Better by virtue of its crimes being more its rote familiarity and less its excruciating unwatchability, Niki Caro’s The Mother, from a story by Misha Green and time immemorial, is one of those action flicks where former military supersoldiers go into hiding only to be teased back into the field by some worn plot device. This time, it’s The Mother (Jennifer Lopez), pulled out of the cold to protect her secret daughter, Zoe (Lucy Paez), when Zoe is kidnapped by Eurotrash creep Adrian (Joseph Fiennes). Zoe is the worst-kept secret in the history of badly-kept secrets, you see, as everyone seems to know her mother is The Mother no matter how urgently The Mother stress-whispers her dialogue the way Jennifer Lopez does when she’s thesping real hard. Her delivery of even the most mundane lines is not unlike that thing where you let air out of a balloon by stretching its mouth into a thin, terse, white-lined opening. It’s easy to mistake fervid intensity for serious acting, but some 30 years into her career in front of the camera, I’m wondering if Jenny from the Block is as exhausted doing it as I am watching it.
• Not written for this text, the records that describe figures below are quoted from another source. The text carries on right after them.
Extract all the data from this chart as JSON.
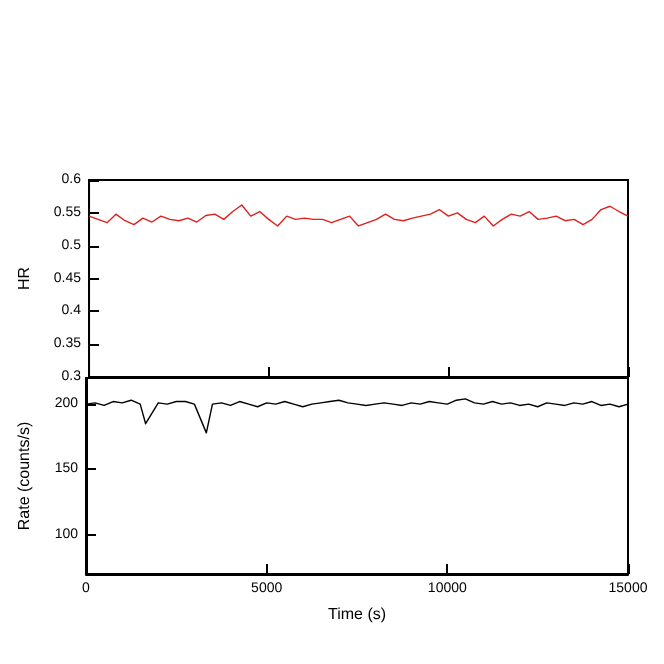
{
  "chart_data": [
    {
      "type": "line",
      "ylabel": "HR",
      "color": "#e0201c",
      "x": [
        0,
        250,
        500,
        750,
        1000,
        1250,
        1500,
        1750,
        2000,
        2250,
        2500,
        2750,
        3000,
        3250,
        3500,
        3750,
        4000,
        4250,
        4500,
        4750,
        5000,
        5250,
        5500,
        5750,
        6000,
        6250,
        6500,
        6750,
        7000,
        7250,
        7500,
        7750,
        8000,
        8250,
        8500,
        8750,
        9000,
        9250,
        9500,
        9750,
        10000,
        10250,
        10500,
        10750,
        11000,
        11250,
        11500,
        11750,
        12000,
        12250,
        12500,
        12750,
        13000,
        13250,
        13500,
        13750,
        14000,
        14250,
        14500,
        14750,
        15000
      ],
      "values": [
        0.545,
        0.54,
        0.535,
        0.548,
        0.538,
        0.532,
        0.542,
        0.536,
        0.545,
        0.54,
        0.538,
        0.542,
        0.536,
        0.546,
        0.548,
        0.54,
        0.552,
        0.562,
        0.545,
        0.552,
        0.54,
        0.53,
        0.545,
        0.54,
        0.542,
        0.54,
        0.54,
        0.535,
        0.54,
        0.545,
        0.53,
        0.535,
        0.54,
        0.548,
        0.54,
        0.538,
        0.542,
        0.545,
        0.548,
        0.555,
        0.545,
        0.55,
        0.54,
        0.535,
        0.545,
        0.53,
        0.54,
        0.548,
        0.545,
        0.552,
        0.54,
        0.542,
        0.545,
        0.538,
        0.54,
        0.532,
        0.54,
        0.555,
        0.56,
        0.552,
        0.545
      ],
      "xlim": [
        0,
        15000
      ],
      "xticks": [
        0,
        5000,
        10000,
        15000
      ],
      "ylim": [
        0.3,
        0.6
      ],
      "yticks": [
        0.3,
        0.35,
        0.4,
        0.45,
        0.5,
        0.55,
        0.6
      ],
      "tick_labels": "y"
    },
    {
      "type": "line",
      "xlabel": "Time (s)",
      "ylabel": "Rate (counts/s)",
      "color": "#000000",
      "x": [
        0,
        250,
        500,
        750,
        1000,
        1250,
        1500,
        1650,
        2000,
        2250,
        2500,
        2750,
        3000,
        3330,
        3500,
        3750,
        4000,
        4250,
        4500,
        4750,
        5000,
        5250,
        5500,
        5750,
        6000,
        6250,
        6500,
        6750,
        7000,
        7250,
        7500,
        7750,
        8000,
        8250,
        8500,
        8750,
        9000,
        9250,
        9500,
        9750,
        10000,
        10250,
        10500,
        10750,
        11000,
        11250,
        11500,
        11750,
        12000,
        12250,
        12500,
        12750,
        13000,
        13250,
        13500,
        13750,
        14000,
        14250,
        14500,
        14750,
        15000
      ],
      "values": [
        200,
        201,
        199,
        202,
        201,
        203,
        200,
        185,
        201,
        200,
        202,
        202,
        200,
        178,
        200,
        201,
        199,
        202,
        200,
        198,
        201,
        200,
        202,
        200,
        198,
        200,
        201,
        202,
        203,
        201,
        200,
        199,
        200,
        201,
        200,
        199,
        201,
        200,
        202,
        201,
        200,
        203,
        204,
        201,
        200,
        202,
        200,
        201,
        199,
        200,
        198,
        201,
        200,
        199,
        201,
        200,
        202,
        199,
        200,
        198,
        200
      ],
      "xlim": [
        0,
        15000
      ],
      "xticks": [
        0,
        5000,
        10000,
        15000
      ],
      "ylim": [
        70,
        220
      ],
      "yticks": [
        100,
        150,
        200
      ]
    }
  ]
}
I swear to God, I feel like a “Ben Affleck so sad so tired” meme. Zoe is also played awfully young for a 12-year-old, spending most of her time shrieking and making bad decisions about wildlife. That is, until she learns how to snipe like her mom (by shooting CDs hung from trees, in what I took as a weird metatextual shot at J.Lo’s other career), and at the moment of crisis… Is it still a spoiler if everyone knows what I’m about to say?
Pretty much all you need to know about The Mother is that it takes itself extremely seriously and contains needle-drops like Kate Bush’s “This Woman’s Work” and Massive Attack’s “Angel” but somehow not The Chromatics‘ cover of “Running Up That Hill” or This Mortal Coil‘s “Song to the Siren.” Opportunity missed! To be clear, I didn’t hate The Mother. I like those songs, I like moody, greyscale cinematography and J.Lo playing a brass-tacks backwoods Alaskan badass who harvests elk. (“It’s a stag,” she whispers urgently, “so more like Bambi’s dad.”) She forcefully whisper-tells sympathetic Fed Cruise (Omari Hardwick)–whose superpower appears to be getting shot a lot until dead, finally, for his incompetence and not making any emotional ripple in the process–that she saved his life because he offered her a cup of water while interrogating her and, because she was pregnant, she could tell he was a man worth saving the one time (but not the next couple of times, I guess). And she bravely bites back a sob when Zoe finally screeches “Mom!” at her. It ends with the revelation that The Mother is prepared to spend the rest of her life engaged in constant surveillance of her adopted-by-a-normal-family baby like Pink Floyd‘s mom, but because this is The Mother, it’s a metaphor for how mothers are always there for their kids. Always. Forever and ever and ever and ever and ever. Whisper it urgently with me.